In on-set pictures that have now been released to the public, we are given the impression that although the cast looks worn and tired, Gable and Marilyn looked as though they were completely comfortable with each other as co-stars.
Amid the negative remarks other co-stars have said about Marilyn, Gable only had this to say about her, "Everything Marilyn does is different than any other woman, strange and exciting, from the way she talks to the way she uses that magnificent torso."
However it was the day after the film wrapped, Gable suffered a heart attack that landed him in the hospital. Immediately following the news, the press made malicious attempts at blaming Marilyn for Gable's failing health because of her reported lateness to the sets, therefore making Gable wait long hours. The words poisoned Marilyn's sensitive heart with guilt at the time while she was in the middle of settling her divorce from Miller and from the news of her co-star's well being. It didn't help matters much when, as Gable recuperated, he suffered another heart attack that proved fatal. Now, it was Gable's pregnant wife Kay Williams who laid the blame on Marilyn for Gable's untimely death. It would not be until Gable's funeral, which Marilyn attended, that Kay would apologize to her and invite Marilyn to the christening of Gable's son, which the actress attended.

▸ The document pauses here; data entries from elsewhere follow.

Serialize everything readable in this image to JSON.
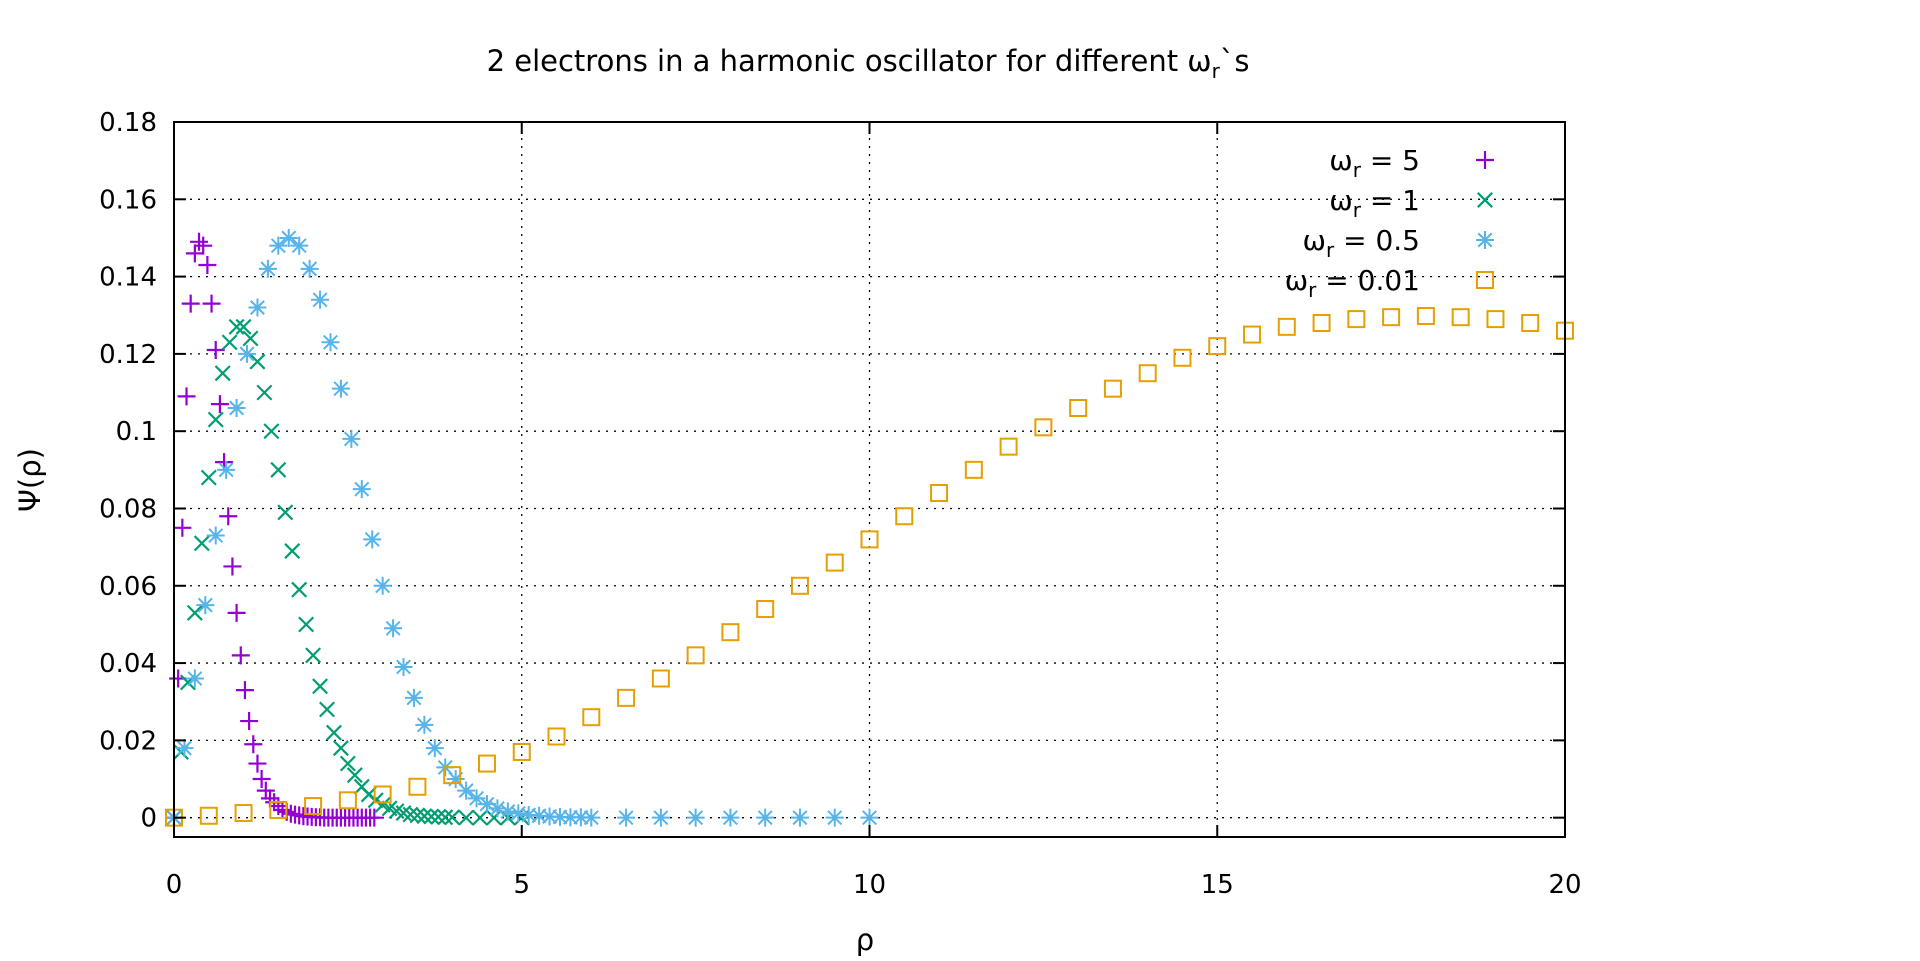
{
  "chart_data": {
    "type": "scatter",
    "title": "2 electrons in a harmonic oscillator for different ωr`s",
    "xlabel": "ρ",
    "ylabel": "Ψ(ρ)",
    "xlim": [
      0,
      20
    ],
    "ylim": [
      -0.005,
      0.18
    ],
    "xticks": [
      "0",
      "5",
      "10",
      "15",
      "20"
    ],
    "yticks": [
      "0",
      "0.02",
      "0.04",
      "0.06",
      "0.08",
      "0.1",
      "0.12",
      "0.14",
      "0.16",
      "0.18"
    ],
    "grid": true,
    "legend_position": "top-right",
    "series": [
      {
        "name": "ωr = 5",
        "color": "#9400d3",
        "marker": "plus",
        "x": [
          0.0,
          0.06,
          0.12,
          0.18,
          0.24,
          0.3,
          0.36,
          0.42,
          0.48,
          0.54,
          0.6,
          0.66,
          0.72,
          0.78,
          0.84,
          0.9,
          0.96,
          1.02,
          1.08,
          1.14,
          1.2,
          1.26,
          1.32,
          1.38,
          1.44,
          1.5,
          1.56,
          1.62,
          1.68,
          1.74,
          1.8,
          1.86,
          1.92,
          1.98,
          2.04,
          2.1,
          2.16,
          2.22,
          2.28,
          2.34,
          2.4,
          2.46,
          2.52,
          2.58,
          2.64,
          2.7,
          2.76,
          2.82,
          2.88
        ],
        "y": [
          0.0,
          0.036,
          0.075,
          0.109,
          0.133,
          0.146,
          0.149,
          0.148,
          0.143,
          0.133,
          0.121,
          0.107,
          0.092,
          0.078,
          0.065,
          0.053,
          0.042,
          0.033,
          0.025,
          0.019,
          0.014,
          0.01,
          0.007,
          0.005,
          0.004,
          0.003,
          0.002,
          0.0015,
          0.001,
          0.0008,
          0.0006,
          0.0004,
          0.0003,
          0.0002,
          0.0001,
          0.0001,
          0.0,
          0.0,
          0.0,
          0.0,
          0.0,
          0.0,
          0.0,
          0.0,
          0.0,
          0.0,
          0.0,
          0.0,
          0.0
        ]
      },
      {
        "name": "ωr = 1",
        "color": "#009e73",
        "marker": "cross",
        "x": [
          0.0,
          0.1,
          0.2,
          0.3,
          0.4,
          0.5,
          0.6,
          0.7,
          0.8,
          0.9,
          1.0,
          1.1,
          1.2,
          1.3,
          1.4,
          1.5,
          1.6,
          1.7,
          1.8,
          1.9,
          2.0,
          2.1,
          2.2,
          2.3,
          2.4,
          2.5,
          2.6,
          2.7,
          2.8,
          2.9,
          3.0,
          3.1,
          3.2,
          3.3,
          3.4,
          3.5,
          3.6,
          3.7,
          3.8,
          3.9,
          4.0,
          4.2,
          4.4,
          4.6,
          4.8,
          5.0
        ],
        "y": [
          0.0,
          0.017,
          0.035,
          0.053,
          0.071,
          0.088,
          0.103,
          0.115,
          0.123,
          0.127,
          0.127,
          0.124,
          0.118,
          0.11,
          0.1,
          0.09,
          0.079,
          0.069,
          0.059,
          0.05,
          0.042,
          0.034,
          0.028,
          0.022,
          0.018,
          0.014,
          0.011,
          0.008,
          0.006,
          0.0045,
          0.0033,
          0.0024,
          0.0017,
          0.0012,
          0.0008,
          0.0006,
          0.0004,
          0.0003,
          0.0002,
          0.0001,
          0.0001,
          0.0,
          0.0,
          0.0,
          0.0,
          0.0
        ]
      },
      {
        "name": "ωr = 0.5",
        "color": "#56b4e9",
        "marker": "star",
        "x": [
          0.0,
          0.15,
          0.3,
          0.45,
          0.6,
          0.75,
          0.9,
          1.05,
          1.2,
          1.35,
          1.5,
          1.65,
          1.8,
          1.95,
          2.1,
          2.25,
          2.4,
          2.55,
          2.7,
          2.85,
          3.0,
          3.15,
          3.3,
          3.45,
          3.6,
          3.75,
          3.9,
          4.05,
          4.2,
          4.35,
          4.5,
          4.65,
          4.8,
          4.95,
          5.1,
          5.25,
          5.4,
          5.55,
          5.7,
          5.85,
          6.0,
          6.5,
          7.0,
          7.5,
          8.0,
          8.5,
          9.0,
          9.5,
          10.0
        ],
        "y": [
          0.0,
          0.018,
          0.036,
          0.055,
          0.073,
          0.09,
          0.106,
          0.12,
          0.132,
          0.142,
          0.148,
          0.15,
          0.148,
          0.142,
          0.134,
          0.123,
          0.111,
          0.098,
          0.085,
          0.072,
          0.06,
          0.049,
          0.039,
          0.031,
          0.024,
          0.018,
          0.013,
          0.01,
          0.007,
          0.005,
          0.0035,
          0.0024,
          0.0016,
          0.0011,
          0.0007,
          0.0005,
          0.0003,
          0.0002,
          0.0001,
          0.0001,
          0.0,
          0.0,
          0.0,
          0.0,
          0.0,
          0.0,
          0.0,
          0.0,
          0.0
        ]
      },
      {
        "name": "ωr = 0.01",
        "color": "#e69f00",
        "marker": "square",
        "x": [
          0.0,
          0.5,
          1.0,
          1.5,
          2.0,
          2.5,
          3.0,
          3.5,
          4.0,
          4.5,
          5.0,
          5.5,
          6.0,
          6.5,
          7.0,
          7.5,
          8.0,
          8.5,
          9.0,
          9.5,
          10.0,
          10.5,
          11.0,
          11.5,
          12.0,
          12.5,
          13.0,
          13.5,
          14.0,
          14.5,
          15.0,
          15.5,
          16.0,
          16.5,
          17.0,
          17.5,
          18.0,
          18.5,
          19.0,
          19.5,
          20.0
        ],
        "y": [
          0.0,
          0.0005,
          0.0012,
          0.002,
          0.003,
          0.0045,
          0.006,
          0.008,
          0.011,
          0.014,
          0.017,
          0.021,
          0.026,
          0.031,
          0.036,
          0.042,
          0.048,
          0.054,
          0.06,
          0.066,
          0.072,
          0.078,
          0.084,
          0.09,
          0.096,
          0.101,
          0.106,
          0.111,
          0.115,
          0.119,
          0.122,
          0.125,
          0.127,
          0.128,
          0.129,
          0.1295,
          0.1298,
          0.1295,
          0.129,
          0.128,
          0.126
        ]
      }
    ]
  }
}
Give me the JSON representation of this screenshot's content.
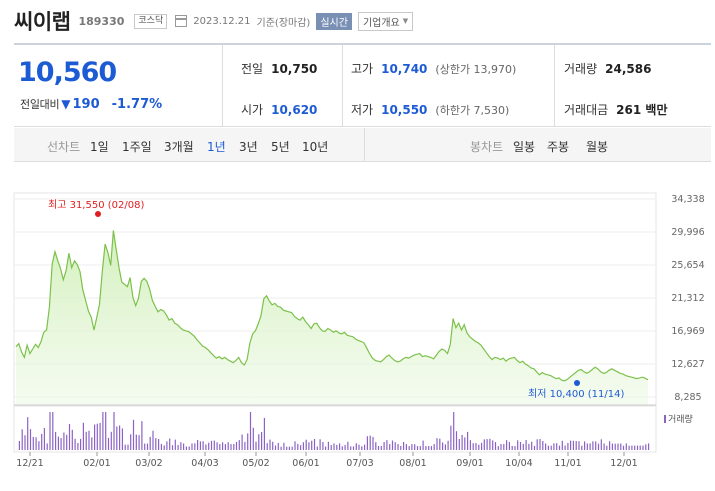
{
  "stock": {
    "name": "씨이랩",
    "code": "189330",
    "market": "코스닥",
    "date": "2023.12.21",
    "basis": "기준(장마감)",
    "realtime": "실시간",
    "company_info": "기업개요"
  },
  "quote": {
    "price": "10,560",
    "change_label": "전일대비",
    "change_amount": "190",
    "change_percent": "-1.77%",
    "prev_close_label": "전일",
    "prev_close": "10,750",
    "open_label": "시가",
    "open": "10,620",
    "high_label": "고가",
    "high": "10,740",
    "upper_limit_label": "(상한가 13,970)",
    "low_label": "저가",
    "low": "10,550",
    "lower_limit_label": "(하한가 7,530)",
    "volume_label": "거래량",
    "volume": "24,586",
    "trade_value_label": "거래대금",
    "trade_value": "261 백만"
  },
  "line_tabs": {
    "label": "선차트",
    "items": [
      "1일",
      "1주일",
      "3개월",
      "1년",
      "3년",
      "5년",
      "10년"
    ],
    "active": "1년"
  },
  "candle_tabs": {
    "label": "봉차트",
    "items": [
      "일봉",
      "주봉",
      "월봉"
    ]
  },
  "colors": {
    "accent": "#1d5bd4",
    "line": "#7cc14a",
    "volume": "#8c63c4",
    "high_marker": "#e02020",
    "low_marker": "#1d5bd4"
  },
  "chart_data": {
    "type": "area",
    "x_ticks": [
      "12/21",
      "02/01",
      "03/02",
      "04/03",
      "05/02",
      "06/01",
      "07/03",
      "08/01",
      "09/01",
      "10/04",
      "11/01",
      "12/01"
    ],
    "y_ticks": [
      "34,338",
      "29,996",
      "25,654",
      "21,312",
      "16,969",
      "12,627",
      "8,285"
    ],
    "ylim": [
      8285,
      34338
    ],
    "high_annotation": "최고 31,550 (02/08)",
    "low_annotation": "최저 10,400 (11/14)",
    "volume_label": "거래량",
    "series": [
      {
        "values": [
          14900,
          15300,
          14200,
          13500,
          15100,
          14000,
          14600,
          15200,
          14800,
          15600,
          16800,
          17100,
          20100,
          25800,
          27400,
          26200,
          25200,
          23700,
          24900,
          27200,
          25300,
          26200,
          25700,
          24800,
          22400,
          21000,
          19600,
          18800,
          17100,
          18700,
          20500,
          24800,
          28400,
          27300,
          25600,
          30200,
          27700,
          25300,
          23400,
          23100,
          22800,
          24000,
          21400,
          20300,
          21300,
          23500,
          23900,
          23500,
          22500,
          21000,
          20200,
          19500,
          19800,
          19600,
          19100,
          18400,
          18600,
          18000,
          17800,
          17400,
          17100,
          17000,
          16900,
          16600,
          16300,
          15800,
          15400,
          15000,
          14800,
          14500,
          14100,
          13700,
          13400,
          13600,
          13300,
          13500,
          13200,
          13000,
          12800,
          13100,
          13500,
          12800,
          12500,
          13200,
          15400,
          16600,
          17000,
          17900,
          19000,
          21200,
          21600,
          20900,
          20400,
          20600,
          20200,
          20100,
          19700,
          19600,
          19500,
          19400,
          18900,
          18600,
          18400,
          18800,
          18200,
          17800,
          17300,
          17900,
          18000,
          17400,
          17000,
          16900,
          17300,
          17100,
          16800,
          17000,
          16700,
          16600,
          16800,
          16400,
          16300,
          16200,
          15900,
          15700,
          15600,
          15400,
          14700,
          14000,
          13400,
          13100,
          13000,
          12900,
          13200,
          13600,
          13800,
          13400,
          13100,
          12900,
          13000,
          13300,
          13500,
          13400,
          13600,
          13800,
          13900,
          14000,
          13600,
          13700,
          13600,
          13500,
          13300,
          13800,
          14300,
          14600,
          14400,
          14000,
          15200,
          18600,
          17400,
          18000,
          17100,
          17800,
          16700,
          16200,
          15900,
          15600,
          15400,
          15100,
          14600,
          14100,
          13600,
          13200,
          13500,
          13400,
          13200,
          13400,
          13000,
          13300,
          13400,
          13500,
          13100,
          12800,
          13000,
          12600,
          12400,
          12100,
          12000,
          11600,
          11200,
          11500,
          11300,
          11200,
          11100,
          10900,
          10700,
          10800,
          10500,
          10400,
          10600,
          10900,
          11200,
          11500,
          11800,
          11900,
          11600,
          11400,
          11600,
          11900,
          12200,
          12000,
          11600,
          11400,
          11500,
          11800,
          12000,
          11800,
          11600,
          11400,
          11300,
          11100,
          11000,
          10900,
          10800,
          10700,
          10800,
          10900,
          10750,
          10560
        ]
      }
    ]
  }
}
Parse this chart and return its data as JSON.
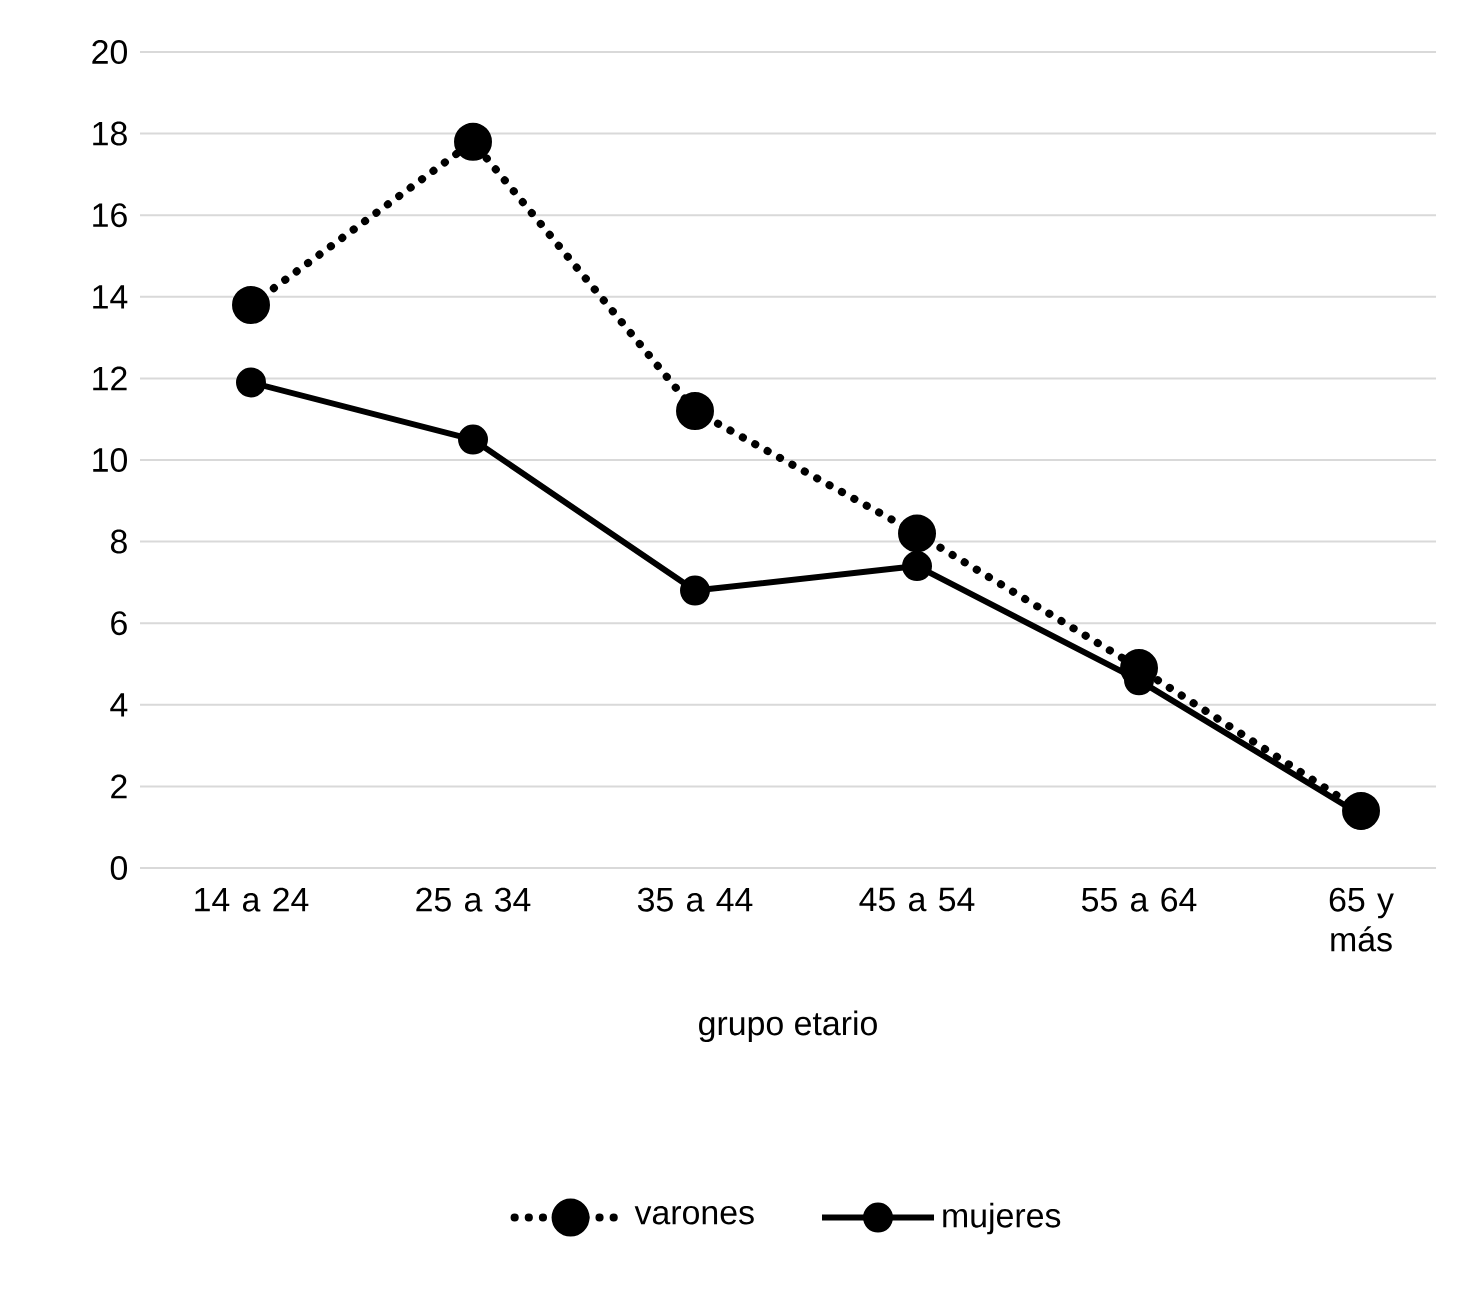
{
  "chart_data": {
    "type": "line",
    "xlabel": "grupo etario",
    "categories": [
      "14 a 24",
      "25 a 34",
      "35 a 44",
      "45 a 54",
      "55 a 64",
      "65 y más"
    ],
    "series": [
      {
        "name": "varones",
        "color": "#000000",
        "line_style": "dotted",
        "values": [
          13.8,
          17.8,
          11.2,
          8.2,
          4.9,
          1.4
        ]
      },
      {
        "name": "mujeres",
        "color": "#000000",
        "line_style": "solid",
        "values": [
          11.9,
          10.5,
          6.8,
          7.4,
          4.6,
          1.3
        ]
      }
    ],
    "ylim": [
      0,
      20
    ],
    "yticks": [
      0,
      2,
      4,
      6,
      8,
      10,
      12,
      14,
      16,
      18,
      20
    ],
    "grid": "y",
    "legend": "bottom",
    "marker": "circle"
  }
}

Unfortunately, "The Misfits" (1961) would be the final film both of the two stars would finish in their careers. Two years later, the beautiful Marilyn Monroe would pass away at the age of 36 with a cause of death that has spurred conspiracy theorists abound.
The passing of these two Hollywood icons would make a permanent stamp on the final sequence in the film when Gable and Monroe are riding off into the mountain range under a beautiful sky.